Any form of invasive treatment is best left to medical professionals. Poking a hole in a person is not something to be taken lightly and should not be done by anyone without considerable training.
This leads us to our next piece of equipment: anything with a cutting edge. Whether it’s a scalpel, needle, surgical implement, or plain pocket knife, it has no place in your kit unless you are a medical professional.
In some cases, users justify including these sorts of supplies in their kit by assuming that in the event of an emergency, there may be someone else around who is qualified to use them, and therefore carry them in order to be able to provide them to that hypothetical person.
It’s an honorable goal, but the statistics just don’t work out. The odds that you’ll be in close proximity to a severe injury, have your kit handy, and have a medical professional nearby who knows how to use that kit and needs those specific tools to provide treatment are vanishingly small.
Moreover, having tools or supplies you don’t know how to use in your kit creates needless clutter.

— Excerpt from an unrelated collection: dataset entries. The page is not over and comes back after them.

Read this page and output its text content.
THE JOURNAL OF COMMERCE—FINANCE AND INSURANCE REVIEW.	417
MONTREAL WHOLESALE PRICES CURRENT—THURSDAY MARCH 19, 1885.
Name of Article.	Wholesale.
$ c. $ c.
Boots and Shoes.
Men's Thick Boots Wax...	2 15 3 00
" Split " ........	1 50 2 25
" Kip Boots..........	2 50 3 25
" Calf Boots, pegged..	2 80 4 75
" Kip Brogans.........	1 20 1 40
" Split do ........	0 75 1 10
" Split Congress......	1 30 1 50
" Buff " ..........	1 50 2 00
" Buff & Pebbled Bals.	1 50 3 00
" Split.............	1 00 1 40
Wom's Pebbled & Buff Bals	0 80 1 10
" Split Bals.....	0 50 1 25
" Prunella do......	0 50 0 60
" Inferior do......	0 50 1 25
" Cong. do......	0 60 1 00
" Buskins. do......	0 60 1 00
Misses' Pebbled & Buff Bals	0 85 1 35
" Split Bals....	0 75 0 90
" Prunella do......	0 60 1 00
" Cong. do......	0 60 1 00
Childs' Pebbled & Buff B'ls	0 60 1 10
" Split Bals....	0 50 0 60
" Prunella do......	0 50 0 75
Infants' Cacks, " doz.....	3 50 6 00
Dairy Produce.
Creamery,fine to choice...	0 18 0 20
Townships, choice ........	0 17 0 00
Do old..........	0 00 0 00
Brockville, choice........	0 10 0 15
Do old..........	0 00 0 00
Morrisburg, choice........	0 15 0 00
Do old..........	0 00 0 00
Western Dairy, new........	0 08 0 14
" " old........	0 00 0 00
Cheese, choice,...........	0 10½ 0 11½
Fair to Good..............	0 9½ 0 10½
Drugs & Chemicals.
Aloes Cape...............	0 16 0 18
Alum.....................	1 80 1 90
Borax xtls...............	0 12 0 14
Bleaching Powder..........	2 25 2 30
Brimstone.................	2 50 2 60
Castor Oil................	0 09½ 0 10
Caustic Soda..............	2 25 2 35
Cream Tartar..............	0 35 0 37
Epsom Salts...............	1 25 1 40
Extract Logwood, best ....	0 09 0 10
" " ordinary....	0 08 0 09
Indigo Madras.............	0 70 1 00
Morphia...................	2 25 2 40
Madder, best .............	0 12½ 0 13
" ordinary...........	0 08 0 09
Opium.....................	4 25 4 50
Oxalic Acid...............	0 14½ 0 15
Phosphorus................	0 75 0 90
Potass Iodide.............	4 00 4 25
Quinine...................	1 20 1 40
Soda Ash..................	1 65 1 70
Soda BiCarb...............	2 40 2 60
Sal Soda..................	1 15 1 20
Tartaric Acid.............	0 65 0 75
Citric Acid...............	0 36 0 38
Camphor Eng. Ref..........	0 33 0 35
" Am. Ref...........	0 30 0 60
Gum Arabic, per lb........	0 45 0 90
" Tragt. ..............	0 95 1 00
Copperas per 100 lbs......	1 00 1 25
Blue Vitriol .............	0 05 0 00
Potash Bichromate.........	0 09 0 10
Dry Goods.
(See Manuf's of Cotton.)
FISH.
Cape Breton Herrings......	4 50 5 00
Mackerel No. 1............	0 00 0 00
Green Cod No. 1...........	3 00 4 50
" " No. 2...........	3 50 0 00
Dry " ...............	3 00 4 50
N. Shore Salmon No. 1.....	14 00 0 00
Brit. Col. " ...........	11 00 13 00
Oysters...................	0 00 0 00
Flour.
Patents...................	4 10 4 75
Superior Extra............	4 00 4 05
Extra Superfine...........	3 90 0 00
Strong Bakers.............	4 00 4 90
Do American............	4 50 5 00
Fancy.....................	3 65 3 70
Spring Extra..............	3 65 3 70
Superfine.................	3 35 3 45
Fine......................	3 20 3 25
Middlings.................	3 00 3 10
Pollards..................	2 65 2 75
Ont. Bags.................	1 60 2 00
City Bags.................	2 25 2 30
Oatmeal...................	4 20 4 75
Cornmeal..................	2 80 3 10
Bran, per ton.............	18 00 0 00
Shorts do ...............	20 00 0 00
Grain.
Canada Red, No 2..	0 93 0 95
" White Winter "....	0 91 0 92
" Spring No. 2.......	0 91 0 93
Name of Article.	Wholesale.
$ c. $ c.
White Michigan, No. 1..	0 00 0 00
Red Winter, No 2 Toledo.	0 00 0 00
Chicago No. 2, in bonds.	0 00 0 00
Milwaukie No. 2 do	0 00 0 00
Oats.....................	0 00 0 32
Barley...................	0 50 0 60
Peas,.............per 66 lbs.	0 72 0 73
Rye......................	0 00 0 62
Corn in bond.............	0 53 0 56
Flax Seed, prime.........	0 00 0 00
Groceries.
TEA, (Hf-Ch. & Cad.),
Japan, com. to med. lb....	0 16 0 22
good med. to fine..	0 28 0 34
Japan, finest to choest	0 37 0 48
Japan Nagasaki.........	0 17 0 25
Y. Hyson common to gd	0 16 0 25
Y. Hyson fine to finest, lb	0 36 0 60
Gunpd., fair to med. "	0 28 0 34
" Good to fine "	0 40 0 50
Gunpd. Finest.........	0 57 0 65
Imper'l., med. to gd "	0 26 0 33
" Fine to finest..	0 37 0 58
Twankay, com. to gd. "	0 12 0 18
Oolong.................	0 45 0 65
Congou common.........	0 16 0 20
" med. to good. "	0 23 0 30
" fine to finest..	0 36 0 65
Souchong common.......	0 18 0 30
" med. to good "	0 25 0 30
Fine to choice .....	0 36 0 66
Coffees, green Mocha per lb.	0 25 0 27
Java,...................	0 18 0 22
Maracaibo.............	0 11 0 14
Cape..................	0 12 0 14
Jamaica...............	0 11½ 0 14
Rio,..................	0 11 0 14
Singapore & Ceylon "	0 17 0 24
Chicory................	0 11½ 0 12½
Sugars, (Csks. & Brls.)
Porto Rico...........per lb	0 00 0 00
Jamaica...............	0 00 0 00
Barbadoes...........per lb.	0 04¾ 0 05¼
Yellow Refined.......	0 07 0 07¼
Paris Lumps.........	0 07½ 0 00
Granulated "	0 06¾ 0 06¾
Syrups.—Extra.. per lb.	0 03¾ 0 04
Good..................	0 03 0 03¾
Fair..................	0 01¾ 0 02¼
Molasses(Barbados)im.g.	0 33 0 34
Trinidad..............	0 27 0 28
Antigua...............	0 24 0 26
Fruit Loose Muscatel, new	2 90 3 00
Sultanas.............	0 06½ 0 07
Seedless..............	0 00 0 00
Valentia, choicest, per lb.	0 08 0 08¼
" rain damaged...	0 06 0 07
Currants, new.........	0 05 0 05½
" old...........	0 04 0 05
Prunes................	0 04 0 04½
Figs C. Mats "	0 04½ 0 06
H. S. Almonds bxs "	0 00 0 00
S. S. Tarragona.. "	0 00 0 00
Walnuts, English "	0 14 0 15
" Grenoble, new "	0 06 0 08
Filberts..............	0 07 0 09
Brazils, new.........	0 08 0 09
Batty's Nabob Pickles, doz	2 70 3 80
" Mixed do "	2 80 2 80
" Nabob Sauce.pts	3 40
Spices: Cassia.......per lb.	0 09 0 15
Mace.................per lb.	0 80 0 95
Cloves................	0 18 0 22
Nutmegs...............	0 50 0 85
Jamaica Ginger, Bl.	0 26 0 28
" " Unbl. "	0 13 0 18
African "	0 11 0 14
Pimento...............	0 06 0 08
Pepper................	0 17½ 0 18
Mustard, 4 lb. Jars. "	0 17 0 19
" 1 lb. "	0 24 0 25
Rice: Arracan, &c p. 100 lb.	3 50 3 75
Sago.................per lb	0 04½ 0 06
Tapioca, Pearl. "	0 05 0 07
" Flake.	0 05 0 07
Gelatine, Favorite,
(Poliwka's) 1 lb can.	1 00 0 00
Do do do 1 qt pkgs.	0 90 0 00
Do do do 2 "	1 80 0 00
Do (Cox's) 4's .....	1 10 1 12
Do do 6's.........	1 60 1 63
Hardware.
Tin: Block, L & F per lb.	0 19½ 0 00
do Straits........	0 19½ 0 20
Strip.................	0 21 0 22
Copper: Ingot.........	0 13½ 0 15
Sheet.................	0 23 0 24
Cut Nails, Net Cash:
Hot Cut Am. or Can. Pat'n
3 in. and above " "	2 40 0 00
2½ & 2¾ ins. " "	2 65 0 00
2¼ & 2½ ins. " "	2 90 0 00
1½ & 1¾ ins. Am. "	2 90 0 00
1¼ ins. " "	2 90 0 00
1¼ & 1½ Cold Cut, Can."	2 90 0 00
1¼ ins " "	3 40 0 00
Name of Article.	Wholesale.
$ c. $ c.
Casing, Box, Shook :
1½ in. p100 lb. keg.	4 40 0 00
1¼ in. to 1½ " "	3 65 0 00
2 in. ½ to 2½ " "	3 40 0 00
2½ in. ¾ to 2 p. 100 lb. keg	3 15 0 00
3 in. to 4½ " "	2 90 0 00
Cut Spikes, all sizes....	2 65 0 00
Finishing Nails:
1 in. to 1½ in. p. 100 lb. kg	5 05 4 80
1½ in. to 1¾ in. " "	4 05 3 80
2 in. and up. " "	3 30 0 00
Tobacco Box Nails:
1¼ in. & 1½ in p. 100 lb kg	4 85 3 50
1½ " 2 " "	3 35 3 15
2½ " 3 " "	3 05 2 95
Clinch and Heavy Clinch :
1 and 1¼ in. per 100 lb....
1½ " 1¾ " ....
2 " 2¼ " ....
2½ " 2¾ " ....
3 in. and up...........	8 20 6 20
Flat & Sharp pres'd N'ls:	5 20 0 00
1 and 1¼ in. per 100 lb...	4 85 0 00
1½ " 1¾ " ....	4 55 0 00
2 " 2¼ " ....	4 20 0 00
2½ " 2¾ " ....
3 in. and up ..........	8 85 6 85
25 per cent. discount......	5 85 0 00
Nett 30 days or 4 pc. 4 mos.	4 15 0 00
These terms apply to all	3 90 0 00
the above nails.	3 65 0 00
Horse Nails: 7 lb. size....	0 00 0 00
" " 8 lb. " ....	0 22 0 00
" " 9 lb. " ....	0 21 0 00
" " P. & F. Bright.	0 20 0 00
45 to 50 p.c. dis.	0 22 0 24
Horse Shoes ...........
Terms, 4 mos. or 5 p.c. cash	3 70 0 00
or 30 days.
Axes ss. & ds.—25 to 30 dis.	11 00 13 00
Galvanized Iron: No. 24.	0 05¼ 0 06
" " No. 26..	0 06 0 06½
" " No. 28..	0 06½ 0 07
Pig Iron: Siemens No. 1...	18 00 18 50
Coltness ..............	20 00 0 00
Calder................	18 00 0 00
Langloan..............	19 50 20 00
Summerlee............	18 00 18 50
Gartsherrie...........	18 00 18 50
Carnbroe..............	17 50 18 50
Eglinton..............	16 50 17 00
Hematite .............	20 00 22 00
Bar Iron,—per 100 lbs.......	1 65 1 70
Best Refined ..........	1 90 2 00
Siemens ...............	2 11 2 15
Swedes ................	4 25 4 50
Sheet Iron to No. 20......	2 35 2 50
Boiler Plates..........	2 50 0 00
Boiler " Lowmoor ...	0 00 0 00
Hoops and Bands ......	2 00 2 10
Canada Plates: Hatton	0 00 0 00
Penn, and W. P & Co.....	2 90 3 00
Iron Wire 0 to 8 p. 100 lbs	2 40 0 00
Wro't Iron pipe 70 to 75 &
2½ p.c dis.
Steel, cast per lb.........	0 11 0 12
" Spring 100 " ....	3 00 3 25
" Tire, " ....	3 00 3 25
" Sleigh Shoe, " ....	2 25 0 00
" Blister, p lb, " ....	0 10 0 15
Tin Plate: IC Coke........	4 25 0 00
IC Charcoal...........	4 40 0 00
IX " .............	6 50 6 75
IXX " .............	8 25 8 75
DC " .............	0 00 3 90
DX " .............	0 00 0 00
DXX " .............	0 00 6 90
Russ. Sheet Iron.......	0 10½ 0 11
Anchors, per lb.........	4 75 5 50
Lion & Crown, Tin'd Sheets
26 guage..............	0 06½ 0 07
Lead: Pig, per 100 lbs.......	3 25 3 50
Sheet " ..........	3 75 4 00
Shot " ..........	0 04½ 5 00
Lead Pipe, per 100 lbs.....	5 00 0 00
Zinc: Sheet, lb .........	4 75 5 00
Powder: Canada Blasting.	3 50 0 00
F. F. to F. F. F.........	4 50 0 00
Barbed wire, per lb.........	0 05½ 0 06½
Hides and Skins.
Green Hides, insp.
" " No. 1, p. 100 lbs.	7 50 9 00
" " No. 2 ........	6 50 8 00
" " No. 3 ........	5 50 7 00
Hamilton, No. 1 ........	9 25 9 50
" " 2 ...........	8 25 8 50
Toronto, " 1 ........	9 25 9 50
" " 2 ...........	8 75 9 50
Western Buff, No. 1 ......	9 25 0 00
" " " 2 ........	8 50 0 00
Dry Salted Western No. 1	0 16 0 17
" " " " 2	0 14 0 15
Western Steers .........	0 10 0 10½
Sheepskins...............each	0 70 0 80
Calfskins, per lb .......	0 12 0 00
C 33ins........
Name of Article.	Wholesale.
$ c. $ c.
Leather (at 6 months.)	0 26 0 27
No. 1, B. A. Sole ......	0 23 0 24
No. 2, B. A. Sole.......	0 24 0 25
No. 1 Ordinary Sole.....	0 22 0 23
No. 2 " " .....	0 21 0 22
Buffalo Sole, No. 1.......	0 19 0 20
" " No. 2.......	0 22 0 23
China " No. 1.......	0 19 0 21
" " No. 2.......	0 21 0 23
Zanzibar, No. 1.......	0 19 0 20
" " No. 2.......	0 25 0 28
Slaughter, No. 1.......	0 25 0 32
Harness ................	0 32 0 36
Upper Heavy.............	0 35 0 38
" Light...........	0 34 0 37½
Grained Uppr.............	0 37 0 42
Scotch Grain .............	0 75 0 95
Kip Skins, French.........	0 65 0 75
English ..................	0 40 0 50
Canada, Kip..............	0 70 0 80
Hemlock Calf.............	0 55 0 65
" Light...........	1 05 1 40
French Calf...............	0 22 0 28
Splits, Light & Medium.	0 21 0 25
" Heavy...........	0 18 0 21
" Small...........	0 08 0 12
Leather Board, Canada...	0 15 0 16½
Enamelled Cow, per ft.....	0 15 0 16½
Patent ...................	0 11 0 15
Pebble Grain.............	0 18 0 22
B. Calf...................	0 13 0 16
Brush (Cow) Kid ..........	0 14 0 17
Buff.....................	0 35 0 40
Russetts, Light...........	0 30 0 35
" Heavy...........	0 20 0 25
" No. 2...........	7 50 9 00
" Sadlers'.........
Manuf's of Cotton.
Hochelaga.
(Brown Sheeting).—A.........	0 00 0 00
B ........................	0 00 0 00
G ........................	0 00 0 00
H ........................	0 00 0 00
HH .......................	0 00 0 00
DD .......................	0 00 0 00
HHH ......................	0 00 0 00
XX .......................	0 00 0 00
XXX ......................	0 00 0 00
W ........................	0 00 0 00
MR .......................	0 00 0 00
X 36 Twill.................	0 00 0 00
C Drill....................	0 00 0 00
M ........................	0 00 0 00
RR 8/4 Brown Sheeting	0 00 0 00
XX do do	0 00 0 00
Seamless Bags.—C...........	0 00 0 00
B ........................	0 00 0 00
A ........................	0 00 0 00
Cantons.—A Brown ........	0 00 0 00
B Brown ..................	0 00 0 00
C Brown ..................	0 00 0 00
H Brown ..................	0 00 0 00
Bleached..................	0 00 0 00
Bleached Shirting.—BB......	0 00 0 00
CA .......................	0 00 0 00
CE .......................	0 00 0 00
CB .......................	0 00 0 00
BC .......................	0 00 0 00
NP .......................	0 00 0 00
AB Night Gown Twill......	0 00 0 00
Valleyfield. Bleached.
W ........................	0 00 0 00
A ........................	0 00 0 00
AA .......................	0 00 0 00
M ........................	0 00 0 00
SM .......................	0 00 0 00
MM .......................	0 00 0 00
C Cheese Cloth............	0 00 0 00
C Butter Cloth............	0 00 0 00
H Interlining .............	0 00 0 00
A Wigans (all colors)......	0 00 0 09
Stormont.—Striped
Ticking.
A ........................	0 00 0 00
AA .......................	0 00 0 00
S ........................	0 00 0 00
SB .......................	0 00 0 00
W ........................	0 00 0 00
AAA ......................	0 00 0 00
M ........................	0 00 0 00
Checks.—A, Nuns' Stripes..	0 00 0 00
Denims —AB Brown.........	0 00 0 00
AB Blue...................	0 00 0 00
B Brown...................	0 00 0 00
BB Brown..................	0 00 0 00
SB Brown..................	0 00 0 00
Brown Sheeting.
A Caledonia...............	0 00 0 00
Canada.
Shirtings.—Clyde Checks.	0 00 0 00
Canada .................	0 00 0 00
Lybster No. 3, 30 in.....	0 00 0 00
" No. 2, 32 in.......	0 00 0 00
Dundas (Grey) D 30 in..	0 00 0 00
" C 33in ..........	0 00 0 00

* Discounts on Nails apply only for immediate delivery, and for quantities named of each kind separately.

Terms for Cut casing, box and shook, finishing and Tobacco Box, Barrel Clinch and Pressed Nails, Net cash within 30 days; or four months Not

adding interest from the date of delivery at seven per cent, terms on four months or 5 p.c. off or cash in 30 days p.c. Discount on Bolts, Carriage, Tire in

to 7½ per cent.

Every item you add is one more item that must be dug through to find what you actually need, and in an emergency, every second counts. Stick to what you can use effectively and leave the field surgeon kits to field surgeons.
There’s always going to be one more tool you could add or one more bandage that might be handy. An IFAK can’t cover every scenario; the variables are just too many. What it can and should do is cover the widest range of possible injuries and provide the tools necessary to buy time while professional medical assistance is found, and that’s exactly what this kit is designed to do.
Still, it’s important to consider your individual circumstances as well. Think of this guide as a jumping-off point; from here, consider your own training, needs, and environment.
How long would it realistically take for you to reach medical assistance? Users in more remote locations may need to opt for a more comprehensive kit and training.
Similarly, consider your own medical needs. If you have an allergy you’re aware of, an EpiPen may be an important piece of equipment for you, while other users won’t need one at all.
If you don’t yet have any formal medical training, we heavily recommend a basic CPR certification, followed by a Stop The Bleed course. Each of these programs can be completed in a day and combined provide you with the basic know-how to provide life-saving emergency care for the most common medical emergencies.
In the end, there’s no one-size-fits-all option, but by sticking to the gear list and principles laid out above, you’ll be equipped with a good foundational IFAK for most likely scenarios.